Number:
AGO 75-215
Issued
Subject:
Authority to employ secretary
COUNTIES--NO AUTHORITY TO EMPLOY SECRETARY FOR COUNTY COURT JUDGE
To: William A. Wilkes, Clay County Attorney, Green Cove Springs
Prepared by: Rebecca Bowles Hawkins, Assistant Attorney General
QUESTION:
May a board of county commissioners employ the wife of a county court judge to serve as secretary to such judge at no salary or at a nominal salary?
SUMMARY:
A board of county commissioners has no authority to employ the wife of a county court judge to serve as his secretary, either with or without compensation.
Your question is answered in the negative.
While the Antinepotism Law, s. 116.111, F. S., would not prohibit the employment by the county commissioners of a relative of an official to serve as such official's secretary, I can find no authority for the county commissioners to become involved in providing secretarial assistance to a county court judge, either with or without pay.
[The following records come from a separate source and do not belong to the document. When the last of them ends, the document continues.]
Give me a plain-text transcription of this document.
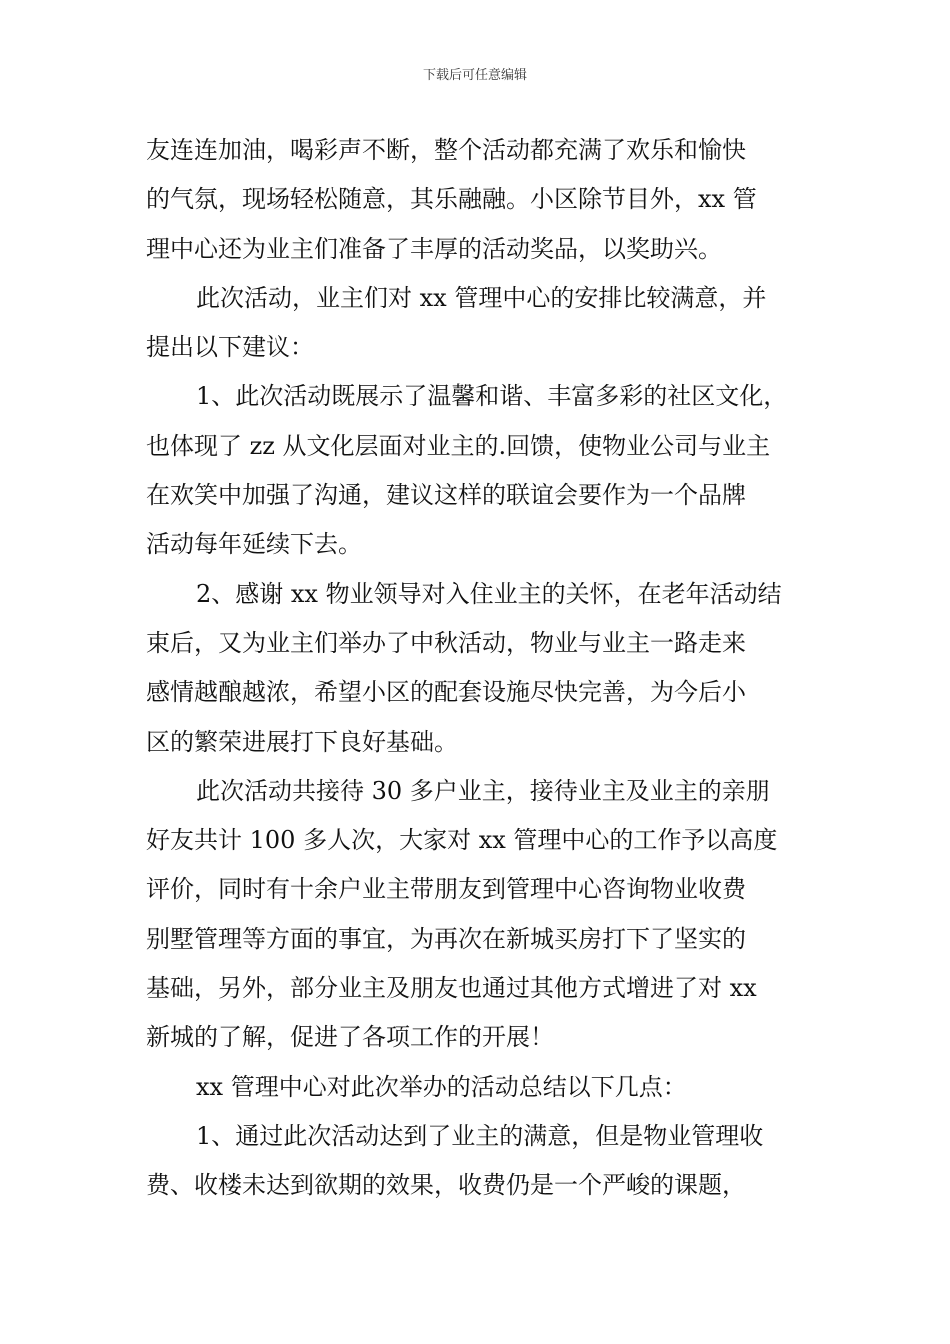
下载后可任意编辑
友连连加油，喝彩声不断，整个活动都充满了欢乐和愉快
的气氛，现场轻松随意，其乐融融。小区除节目外，xx 管
理中心还为业主们准备了丰厚的活动奖品，以奖助兴。
此次活动，业主们对 xx 管理中心的安排比较满意，并
提出以下建议：
1、此次活动既展示了温馨和谐、丰富多彩的社区文化，
也体现了 zz 从文化层面对业主的.回馈，使物业公司与业主
在欢笑中加强了沟通，建议这样的联谊会要作为一个品牌
活动每年延续下去。
2、感谢 xx 物业领导对入住业主的关怀，在老年活动结
束后，又为业主们举办了中秋活动，物业与业主一路走来
感情越酿越浓，希望小区的配套设施尽快完善，为今后小
区的繁荣进展打下良好基础。
此次活动共接待 30 多户业主，接待业主及业主的亲朋
好友共计 100 多人次，大家对 xx 管理中心的工作予以高度
评价，同时有十余户业主带朋友到管理中心咨询物业收费
别墅管理等方面的事宜，为再次在新城买房打下了坚实的
基础，另外，部分业主及朋友也通过其他方式增进了对 xx
新城的了解，促进了各项工作的开展！
xx 管理中心对此次举办的活动总结以下几点：
1、通过此次活动达到了业主的满意，但是物业管理收
费、收楼未达到欲期的效果，收费仍是一个严峻的课题，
Prior to the revision of the judicial system by revised Article V, many boards of county commissioners employed secretarial help for circuit court judges and paid the salaries of such county employees from county funds. Cf. AGO 073-351. However, the county commissioners had no authority whatsoever over secretarial or clerical positions in the office of the county judge. These positions were filled and the compensation therefor was fixed by the county judge himself under the express authority of s. 36.04, F. S. 1971. Under the new two-tiered state judicial system prescribed by revised Art. V, State Const., as implemented by Chs. 72-404 and 72-406, Laws of Florida, a county court judge, like a circuit court judge, is now a salaried officer paid from state funds. See s. 34.024, F. S. Unless the state pays such expenses, the county commissioners have the statutory responsibility of providing funds for the operation of the judicial system in their respective counties -- including courtroom and office facilities and equipment, and unless provided by the state, support personnel -- for both county and circuit courts. See ss. 43.28 and 34.171, F. S.; AGO 072-426.
The state has now taken over the payment of the salaries of the secretarial help for circuit and county court judges, AGO 073-351, and state funds have been appropriated therefor for the 1974-1975 fiscal year. See Items 722 and 730 of the 1974 General Appropriations Act, Ch. 74-300, Laws of Florida. Thus, any authority which the county commissioners formerly had to employ secretarial help for circuit court judges and pay the salaries of such help from county funds has now been preempted by the state; and the statutory responsibility which the county commissioners had with respect to financing secretarial help for circuit and county court judges under ss. 43.28 and 34.171, supra, no longer exists under the express terms of the statutes prescribing that duty and responsibility.
While a county has broad home rule powers under s. 125.01, F. S., the exercise of such powers must necessarily be for a county purpose and, under the Constitution, Art. VIII, s. 1, must be consistent with general law. The employing of a person to fill a position in state employment, for which state funds have been budgeted, would not, in my opinion, be in accord with these basic home rule principles -- even if, in the beginning, the county employee should work for a nominal salary or no salary.